Gençay Gürsoy: Darbe dönemlerinde, onların gidici olduklarını bilirdik; bu bir tür teselliydi. Bugün çok farklı bir dönem yaşıyoruz, nereye evrildiğini çok net göremiyoruz. Türkiye'de rejim değişiyor; demokrasi sınırlarının dışına çıkılıyor. Siyasi iktidarın, yüzde 50'lik halk desteğinin azaldığına dair bir ipucu da yok ki teselli olalım.
Anayasa değişikliği yapma hayalleri devam etse dahi başkanlık sistemi ile bu düzenin bir 10 yıl daha devam edeceği rüyalarıma girmeye başladı. Bedeller ödeyerek buna karşı çıkmak lazım; başka türlü bundan dönüş yok, daha büyük kitlelerle buna göğüs germek, bu gidişin önüne kendi bedenlerimizi set çekmemiz lazım.
"İyimserliği elden bırakmadan daha karamsar olmalıyız"
Ayşe Erzan: Öğretim üyelerine düşünce özgürlüğü anlamında diğer insanlardan daha geniş bir hak tanınmıyor; bu baskı dönemlerinde ortaya çıkıyor, öğretim üyeleri özel olarak hedef oluyorlar. Öğretim üyelerinin işi sadece olanı değil, mevcudun dışında daha bulunmamış olanı da öngörmektir. Cinsiyet ve etnik kökeni ayrımcılığı öngörmeyen bir toplumu da öngörebilir. İşte Ersanlı, bunu yaptığı için tutuklandı. Bugün gelinen noktaya daha büyük bir kararlılıkla karşı çıkmalıyız; iyimserliği elden bırakmadan biraz daha karamsar olmamız gerekiyor.

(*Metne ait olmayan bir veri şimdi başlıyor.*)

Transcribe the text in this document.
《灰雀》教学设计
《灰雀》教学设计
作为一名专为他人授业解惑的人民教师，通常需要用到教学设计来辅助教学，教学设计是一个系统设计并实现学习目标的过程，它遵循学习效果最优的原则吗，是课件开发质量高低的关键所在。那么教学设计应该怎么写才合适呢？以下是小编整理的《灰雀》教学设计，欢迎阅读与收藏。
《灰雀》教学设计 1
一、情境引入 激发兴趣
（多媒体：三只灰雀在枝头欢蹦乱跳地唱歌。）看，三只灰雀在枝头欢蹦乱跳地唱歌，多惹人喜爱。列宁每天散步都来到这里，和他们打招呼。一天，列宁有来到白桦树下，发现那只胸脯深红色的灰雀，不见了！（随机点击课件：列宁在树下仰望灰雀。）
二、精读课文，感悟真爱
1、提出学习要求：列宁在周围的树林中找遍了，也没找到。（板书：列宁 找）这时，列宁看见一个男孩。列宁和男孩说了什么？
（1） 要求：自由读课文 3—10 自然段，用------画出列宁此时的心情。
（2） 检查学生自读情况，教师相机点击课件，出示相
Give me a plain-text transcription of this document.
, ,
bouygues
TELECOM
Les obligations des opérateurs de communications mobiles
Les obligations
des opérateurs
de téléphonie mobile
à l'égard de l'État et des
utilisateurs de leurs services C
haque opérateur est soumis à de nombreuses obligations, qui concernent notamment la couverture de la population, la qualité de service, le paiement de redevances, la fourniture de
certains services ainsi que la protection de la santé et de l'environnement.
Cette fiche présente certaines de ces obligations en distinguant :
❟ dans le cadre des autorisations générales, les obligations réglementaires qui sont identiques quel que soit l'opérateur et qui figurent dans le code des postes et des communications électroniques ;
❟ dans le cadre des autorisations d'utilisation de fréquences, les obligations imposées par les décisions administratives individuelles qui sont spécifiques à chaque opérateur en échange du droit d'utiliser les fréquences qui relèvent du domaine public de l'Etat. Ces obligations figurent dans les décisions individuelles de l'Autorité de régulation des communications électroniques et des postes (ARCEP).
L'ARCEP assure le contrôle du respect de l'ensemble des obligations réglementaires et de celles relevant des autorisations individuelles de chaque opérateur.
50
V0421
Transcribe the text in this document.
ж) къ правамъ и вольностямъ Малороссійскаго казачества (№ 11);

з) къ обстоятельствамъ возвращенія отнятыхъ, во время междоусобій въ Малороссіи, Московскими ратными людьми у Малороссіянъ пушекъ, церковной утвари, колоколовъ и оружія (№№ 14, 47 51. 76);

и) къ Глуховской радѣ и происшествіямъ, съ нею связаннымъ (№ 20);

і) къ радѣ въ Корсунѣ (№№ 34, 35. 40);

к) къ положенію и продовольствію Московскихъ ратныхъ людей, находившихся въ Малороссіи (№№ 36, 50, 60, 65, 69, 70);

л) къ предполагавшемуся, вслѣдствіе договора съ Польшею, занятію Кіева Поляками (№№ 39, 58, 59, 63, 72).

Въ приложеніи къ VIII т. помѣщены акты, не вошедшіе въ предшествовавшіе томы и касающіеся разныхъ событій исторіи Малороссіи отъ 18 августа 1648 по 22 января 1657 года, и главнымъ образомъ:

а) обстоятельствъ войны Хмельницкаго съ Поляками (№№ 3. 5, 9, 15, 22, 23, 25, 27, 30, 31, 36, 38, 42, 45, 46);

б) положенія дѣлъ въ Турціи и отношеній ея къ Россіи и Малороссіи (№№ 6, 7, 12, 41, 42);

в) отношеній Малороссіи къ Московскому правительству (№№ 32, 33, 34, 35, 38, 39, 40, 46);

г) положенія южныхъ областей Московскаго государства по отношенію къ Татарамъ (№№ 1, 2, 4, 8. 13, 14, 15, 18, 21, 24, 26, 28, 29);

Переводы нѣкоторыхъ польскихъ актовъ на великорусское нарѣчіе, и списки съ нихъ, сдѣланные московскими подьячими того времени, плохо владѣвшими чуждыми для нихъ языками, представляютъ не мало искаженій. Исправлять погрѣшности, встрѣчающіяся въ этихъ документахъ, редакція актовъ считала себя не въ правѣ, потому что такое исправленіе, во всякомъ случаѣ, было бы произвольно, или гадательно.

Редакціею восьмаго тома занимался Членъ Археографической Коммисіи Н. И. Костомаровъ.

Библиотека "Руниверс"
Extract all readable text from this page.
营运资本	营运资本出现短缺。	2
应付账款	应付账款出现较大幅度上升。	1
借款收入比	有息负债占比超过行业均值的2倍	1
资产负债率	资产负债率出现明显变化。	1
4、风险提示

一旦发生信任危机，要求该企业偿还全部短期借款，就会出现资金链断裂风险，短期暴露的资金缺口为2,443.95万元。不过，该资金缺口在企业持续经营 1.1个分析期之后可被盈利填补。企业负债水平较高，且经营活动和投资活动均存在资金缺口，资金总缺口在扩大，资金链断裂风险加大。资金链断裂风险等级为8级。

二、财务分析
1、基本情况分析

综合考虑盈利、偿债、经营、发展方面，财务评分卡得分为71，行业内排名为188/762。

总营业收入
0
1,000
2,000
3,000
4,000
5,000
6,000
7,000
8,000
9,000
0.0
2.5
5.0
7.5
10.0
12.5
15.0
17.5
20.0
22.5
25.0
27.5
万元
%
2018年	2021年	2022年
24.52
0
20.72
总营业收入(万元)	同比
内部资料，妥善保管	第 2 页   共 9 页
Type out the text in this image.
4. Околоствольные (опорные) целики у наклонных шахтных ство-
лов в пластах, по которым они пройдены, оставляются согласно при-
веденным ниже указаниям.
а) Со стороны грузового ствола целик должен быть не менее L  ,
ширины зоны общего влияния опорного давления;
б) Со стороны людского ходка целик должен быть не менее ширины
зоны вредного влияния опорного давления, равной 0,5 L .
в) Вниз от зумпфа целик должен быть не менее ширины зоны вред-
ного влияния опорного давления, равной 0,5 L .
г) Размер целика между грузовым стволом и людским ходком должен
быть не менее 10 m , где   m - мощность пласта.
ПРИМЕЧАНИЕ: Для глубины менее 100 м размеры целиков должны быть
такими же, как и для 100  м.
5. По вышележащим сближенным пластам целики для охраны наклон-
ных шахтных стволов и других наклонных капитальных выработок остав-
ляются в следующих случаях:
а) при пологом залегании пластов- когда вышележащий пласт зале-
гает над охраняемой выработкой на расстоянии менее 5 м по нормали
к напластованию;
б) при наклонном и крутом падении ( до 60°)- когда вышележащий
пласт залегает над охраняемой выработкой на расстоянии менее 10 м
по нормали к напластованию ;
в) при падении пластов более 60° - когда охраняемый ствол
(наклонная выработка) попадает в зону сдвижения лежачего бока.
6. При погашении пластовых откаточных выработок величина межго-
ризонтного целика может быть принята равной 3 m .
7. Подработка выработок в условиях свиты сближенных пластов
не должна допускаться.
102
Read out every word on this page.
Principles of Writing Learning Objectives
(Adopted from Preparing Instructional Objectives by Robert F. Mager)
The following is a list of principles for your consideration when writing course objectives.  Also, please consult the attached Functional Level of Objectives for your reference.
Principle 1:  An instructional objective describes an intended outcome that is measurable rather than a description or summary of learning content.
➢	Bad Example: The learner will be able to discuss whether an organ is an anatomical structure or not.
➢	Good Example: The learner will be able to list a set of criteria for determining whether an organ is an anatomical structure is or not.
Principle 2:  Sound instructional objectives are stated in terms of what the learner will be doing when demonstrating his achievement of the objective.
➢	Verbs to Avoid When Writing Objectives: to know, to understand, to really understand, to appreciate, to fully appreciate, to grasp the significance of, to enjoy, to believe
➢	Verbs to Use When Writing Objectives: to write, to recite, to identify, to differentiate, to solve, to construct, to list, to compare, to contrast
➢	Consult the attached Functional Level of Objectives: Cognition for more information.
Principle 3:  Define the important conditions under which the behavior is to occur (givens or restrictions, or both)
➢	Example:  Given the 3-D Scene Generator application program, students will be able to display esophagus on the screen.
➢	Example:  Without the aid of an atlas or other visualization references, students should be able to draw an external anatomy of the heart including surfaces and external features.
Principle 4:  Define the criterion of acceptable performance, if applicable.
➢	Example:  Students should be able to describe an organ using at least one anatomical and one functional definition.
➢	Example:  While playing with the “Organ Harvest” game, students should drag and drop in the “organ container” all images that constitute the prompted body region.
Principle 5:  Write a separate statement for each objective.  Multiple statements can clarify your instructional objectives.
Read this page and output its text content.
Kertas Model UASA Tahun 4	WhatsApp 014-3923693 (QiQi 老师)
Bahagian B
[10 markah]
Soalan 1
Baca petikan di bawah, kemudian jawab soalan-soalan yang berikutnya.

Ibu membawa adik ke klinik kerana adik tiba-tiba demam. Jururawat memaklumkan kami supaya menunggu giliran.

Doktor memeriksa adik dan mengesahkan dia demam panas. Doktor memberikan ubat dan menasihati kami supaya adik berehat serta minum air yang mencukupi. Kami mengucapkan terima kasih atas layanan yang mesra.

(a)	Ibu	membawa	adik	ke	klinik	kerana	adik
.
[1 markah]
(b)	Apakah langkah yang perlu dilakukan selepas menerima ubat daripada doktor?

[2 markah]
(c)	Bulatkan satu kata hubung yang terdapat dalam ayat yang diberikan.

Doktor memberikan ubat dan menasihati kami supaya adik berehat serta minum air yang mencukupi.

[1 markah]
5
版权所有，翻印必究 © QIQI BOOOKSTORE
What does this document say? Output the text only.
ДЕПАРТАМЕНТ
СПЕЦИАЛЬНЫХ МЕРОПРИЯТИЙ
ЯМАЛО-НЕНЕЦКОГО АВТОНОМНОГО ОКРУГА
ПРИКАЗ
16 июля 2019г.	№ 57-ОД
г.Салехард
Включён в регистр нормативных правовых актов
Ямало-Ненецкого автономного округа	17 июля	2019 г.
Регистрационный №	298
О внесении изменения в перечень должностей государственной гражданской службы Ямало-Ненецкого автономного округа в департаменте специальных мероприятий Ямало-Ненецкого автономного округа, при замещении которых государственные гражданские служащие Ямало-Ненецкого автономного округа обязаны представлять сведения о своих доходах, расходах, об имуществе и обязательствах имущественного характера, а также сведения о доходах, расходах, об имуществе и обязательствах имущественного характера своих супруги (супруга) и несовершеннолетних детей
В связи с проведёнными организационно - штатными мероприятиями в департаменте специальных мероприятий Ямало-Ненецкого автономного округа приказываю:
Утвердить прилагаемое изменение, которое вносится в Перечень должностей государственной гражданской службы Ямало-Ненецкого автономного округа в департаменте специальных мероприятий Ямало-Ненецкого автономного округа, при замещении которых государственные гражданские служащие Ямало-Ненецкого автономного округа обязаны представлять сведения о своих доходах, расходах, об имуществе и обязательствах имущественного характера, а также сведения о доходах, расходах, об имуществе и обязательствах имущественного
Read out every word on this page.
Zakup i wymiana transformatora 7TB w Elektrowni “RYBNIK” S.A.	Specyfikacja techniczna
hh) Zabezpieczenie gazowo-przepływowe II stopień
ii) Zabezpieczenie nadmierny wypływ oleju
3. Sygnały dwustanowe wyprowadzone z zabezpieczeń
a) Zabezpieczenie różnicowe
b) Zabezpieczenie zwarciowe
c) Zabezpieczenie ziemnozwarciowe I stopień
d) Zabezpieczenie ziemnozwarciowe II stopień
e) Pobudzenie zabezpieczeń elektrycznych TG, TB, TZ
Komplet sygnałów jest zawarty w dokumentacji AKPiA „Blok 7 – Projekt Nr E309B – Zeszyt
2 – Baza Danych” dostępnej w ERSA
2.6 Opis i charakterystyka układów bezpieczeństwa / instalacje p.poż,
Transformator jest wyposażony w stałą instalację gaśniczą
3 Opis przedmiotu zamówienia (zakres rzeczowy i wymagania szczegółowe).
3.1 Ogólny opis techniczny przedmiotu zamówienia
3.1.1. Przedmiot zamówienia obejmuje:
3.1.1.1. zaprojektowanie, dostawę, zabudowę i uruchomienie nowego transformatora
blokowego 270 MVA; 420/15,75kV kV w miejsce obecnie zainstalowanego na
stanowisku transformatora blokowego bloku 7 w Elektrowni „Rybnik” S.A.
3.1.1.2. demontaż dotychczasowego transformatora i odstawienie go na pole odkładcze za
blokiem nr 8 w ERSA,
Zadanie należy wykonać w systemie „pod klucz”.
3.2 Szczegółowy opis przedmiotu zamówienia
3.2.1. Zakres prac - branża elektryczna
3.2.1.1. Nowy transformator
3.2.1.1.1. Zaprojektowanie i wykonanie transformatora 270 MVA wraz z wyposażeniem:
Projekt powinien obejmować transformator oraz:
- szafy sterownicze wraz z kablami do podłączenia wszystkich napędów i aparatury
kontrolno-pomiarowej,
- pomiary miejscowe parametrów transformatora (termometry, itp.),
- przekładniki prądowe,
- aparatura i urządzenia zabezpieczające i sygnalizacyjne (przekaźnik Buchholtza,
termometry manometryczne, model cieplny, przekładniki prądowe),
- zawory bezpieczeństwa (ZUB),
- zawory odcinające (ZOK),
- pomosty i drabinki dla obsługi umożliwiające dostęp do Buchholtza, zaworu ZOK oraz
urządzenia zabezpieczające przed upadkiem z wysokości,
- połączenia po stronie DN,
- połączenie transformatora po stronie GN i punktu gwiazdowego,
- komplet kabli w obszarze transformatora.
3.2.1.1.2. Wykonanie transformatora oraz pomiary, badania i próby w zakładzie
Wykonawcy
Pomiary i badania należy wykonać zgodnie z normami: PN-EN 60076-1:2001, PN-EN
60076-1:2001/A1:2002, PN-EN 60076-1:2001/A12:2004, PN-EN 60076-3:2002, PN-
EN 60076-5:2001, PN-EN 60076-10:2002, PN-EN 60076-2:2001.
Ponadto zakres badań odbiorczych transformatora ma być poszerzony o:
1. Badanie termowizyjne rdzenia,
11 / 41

Ümit Aktaş: Bingöl'de bir kadın, hem cinsi belki de ırkdaşı bir kadını öldüreceğine bile bile bombayı patlatıyor. Böyle bir akıl tutulması yaşıyoruz. Müslüman aydınların da suskunluklarını bozup seslerini yükseltmelerini istiyorum. Bir arada yaşama şartlarını zorlamalıyız.
"Yurt dışından eskiden destek alırdık"
Semih Gümüş: KCK tutuklamaları ile iktidar, Kürt sorununun çözümü için yalnızca kendi karar verdiği yolu dayatmanın koşullarını yaratmaya çalışıyor. Ama karşı tarafı göz önünde tutmayan bir çözüm önerisi mümkün değil.
Yurt dışından darbe dönemlerinde çok canlı tepkiler görüyorduk, bu umut ışığı oluyordu; ancak herhangi bir ilgi ve tepki yok, bu kötümserliğimi çoğaltan en önemli nedenlerden biri.
Sema Kaygusuz: Van depreminden sonra "felakette birleştik" denmesi, yardımlaşmanın hayret verici tonda söylenmesi acıklıydı. Bundan kurtulmanın tek yolu TMK benzeri yasaların değişmesidir.